Michael Kiwanuka

A familiar sound from the U.K.

Michael Kiwanuka
As a young boy growing up in the North London suburb of Muswell Hill, Michael Kiwanuka would wake up early everyday before school. "I wanted to squeeze in as much music as possible, so before walking to school, I'd get up before I had to just so I could listen to albums that friends had lent me or I'd bought." While it was these eclectic early-morning sessions -- listening to artists as varied as Crosby, Stills & Nash, the Verve, Sly and the Family Stone, Jamiroquai and Curtis Mayfield -- that bred a passion for music in the rising soul-singer, it was a teacher in secondary school, Miss Ogilby, specifically, who encouraged him to seriously consider making a career of it. So after graduating from high school, he spent a few years studying jazz at the Royal Academy of Music and popular music at the University of Westminster. He soon realized he wanted to take the less academic approach to things, and dropped out to do his own thing.

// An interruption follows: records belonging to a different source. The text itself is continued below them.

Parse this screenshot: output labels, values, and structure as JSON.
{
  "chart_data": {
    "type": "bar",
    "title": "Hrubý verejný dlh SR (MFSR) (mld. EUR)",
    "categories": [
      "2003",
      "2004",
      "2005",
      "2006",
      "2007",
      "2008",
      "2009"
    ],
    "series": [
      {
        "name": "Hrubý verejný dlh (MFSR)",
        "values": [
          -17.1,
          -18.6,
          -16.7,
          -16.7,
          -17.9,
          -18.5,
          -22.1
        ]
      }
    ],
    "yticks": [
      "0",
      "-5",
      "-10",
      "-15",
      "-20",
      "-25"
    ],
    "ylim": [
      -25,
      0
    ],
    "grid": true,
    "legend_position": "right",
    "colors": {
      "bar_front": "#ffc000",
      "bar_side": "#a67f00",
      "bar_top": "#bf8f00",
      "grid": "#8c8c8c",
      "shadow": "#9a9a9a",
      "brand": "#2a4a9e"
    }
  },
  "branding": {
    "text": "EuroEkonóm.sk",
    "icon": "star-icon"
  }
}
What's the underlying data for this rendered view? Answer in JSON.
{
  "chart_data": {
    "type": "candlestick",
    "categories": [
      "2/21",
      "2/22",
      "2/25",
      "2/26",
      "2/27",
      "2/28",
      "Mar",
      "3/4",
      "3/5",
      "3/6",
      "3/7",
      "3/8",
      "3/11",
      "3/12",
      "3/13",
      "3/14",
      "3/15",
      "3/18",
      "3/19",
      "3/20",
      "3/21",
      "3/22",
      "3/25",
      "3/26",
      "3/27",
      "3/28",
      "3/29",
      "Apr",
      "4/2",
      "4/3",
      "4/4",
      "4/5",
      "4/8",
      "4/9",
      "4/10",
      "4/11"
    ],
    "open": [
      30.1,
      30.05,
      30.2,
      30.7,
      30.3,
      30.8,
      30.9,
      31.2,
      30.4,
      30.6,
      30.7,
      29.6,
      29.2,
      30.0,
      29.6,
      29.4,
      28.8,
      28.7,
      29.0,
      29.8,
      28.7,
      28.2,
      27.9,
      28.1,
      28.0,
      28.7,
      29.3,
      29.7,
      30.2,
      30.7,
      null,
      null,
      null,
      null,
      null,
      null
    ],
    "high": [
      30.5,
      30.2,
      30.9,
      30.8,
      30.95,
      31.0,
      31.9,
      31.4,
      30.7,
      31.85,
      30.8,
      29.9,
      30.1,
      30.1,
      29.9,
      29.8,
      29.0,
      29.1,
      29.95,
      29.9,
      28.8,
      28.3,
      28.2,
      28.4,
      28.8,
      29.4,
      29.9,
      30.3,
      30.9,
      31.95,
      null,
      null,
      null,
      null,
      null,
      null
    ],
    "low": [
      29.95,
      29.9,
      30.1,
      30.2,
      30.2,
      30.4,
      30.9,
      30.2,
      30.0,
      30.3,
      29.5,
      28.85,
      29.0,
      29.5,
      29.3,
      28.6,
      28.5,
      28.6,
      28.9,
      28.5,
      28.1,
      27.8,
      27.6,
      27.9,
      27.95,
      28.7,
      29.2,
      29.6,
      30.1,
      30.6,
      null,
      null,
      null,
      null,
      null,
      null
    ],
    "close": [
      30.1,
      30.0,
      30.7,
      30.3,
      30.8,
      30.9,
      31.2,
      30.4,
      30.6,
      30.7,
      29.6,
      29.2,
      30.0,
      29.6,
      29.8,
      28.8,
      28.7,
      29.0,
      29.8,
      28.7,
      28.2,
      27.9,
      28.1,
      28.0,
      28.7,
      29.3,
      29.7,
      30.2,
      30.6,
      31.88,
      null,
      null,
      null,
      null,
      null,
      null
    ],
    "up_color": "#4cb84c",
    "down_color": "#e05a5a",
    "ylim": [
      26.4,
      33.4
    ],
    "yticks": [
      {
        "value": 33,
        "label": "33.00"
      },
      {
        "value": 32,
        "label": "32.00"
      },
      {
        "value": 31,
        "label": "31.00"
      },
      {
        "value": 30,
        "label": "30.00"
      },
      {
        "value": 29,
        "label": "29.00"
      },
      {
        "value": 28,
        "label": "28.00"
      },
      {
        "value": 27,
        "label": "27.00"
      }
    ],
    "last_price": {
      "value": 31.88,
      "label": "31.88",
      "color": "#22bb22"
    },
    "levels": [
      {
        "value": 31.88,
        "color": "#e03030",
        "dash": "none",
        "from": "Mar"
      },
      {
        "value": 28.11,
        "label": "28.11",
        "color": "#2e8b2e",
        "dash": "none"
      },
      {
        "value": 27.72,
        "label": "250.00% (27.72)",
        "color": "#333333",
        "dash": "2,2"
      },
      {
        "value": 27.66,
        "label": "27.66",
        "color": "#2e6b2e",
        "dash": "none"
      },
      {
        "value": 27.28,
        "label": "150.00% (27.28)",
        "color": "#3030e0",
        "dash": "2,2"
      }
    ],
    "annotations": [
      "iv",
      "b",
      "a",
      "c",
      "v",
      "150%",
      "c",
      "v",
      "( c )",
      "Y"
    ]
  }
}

His first show, at 22, was upstairs at a pub in Kentish Town. "It was just for my family and friends, and I was so nervous, I stood so far away from the microphone," he recalls. Kiwanuka has since tweaked his live show. His immaculate, smooth and almost sepia-tinged soul ballads earned him a spot opening for Adele last year. In January, he won the BBC's much-coveted Sound of 2012 poll (Adele, Ellie Goulding and Mika are past poll winners) and in March, released his first album, Home Again, which he'll be touring stateside this summer, with a stop in Prospect Park in June.

Though he's now making music of his own, it's his voracious appetite for listening to others ("I'll spend like whole days obsessing over music videos on YouTube; you'll find one song, and then that'll lead you to another song..."), and his virtuoso-like songwriting skills, that have allowed Kiwanuka to create songs that sound both familiar and timeless yet completely his own. "There are certain types of songs that always sound good. I think I set out to write songs that seem like you've heard them before -- the first time you hear them."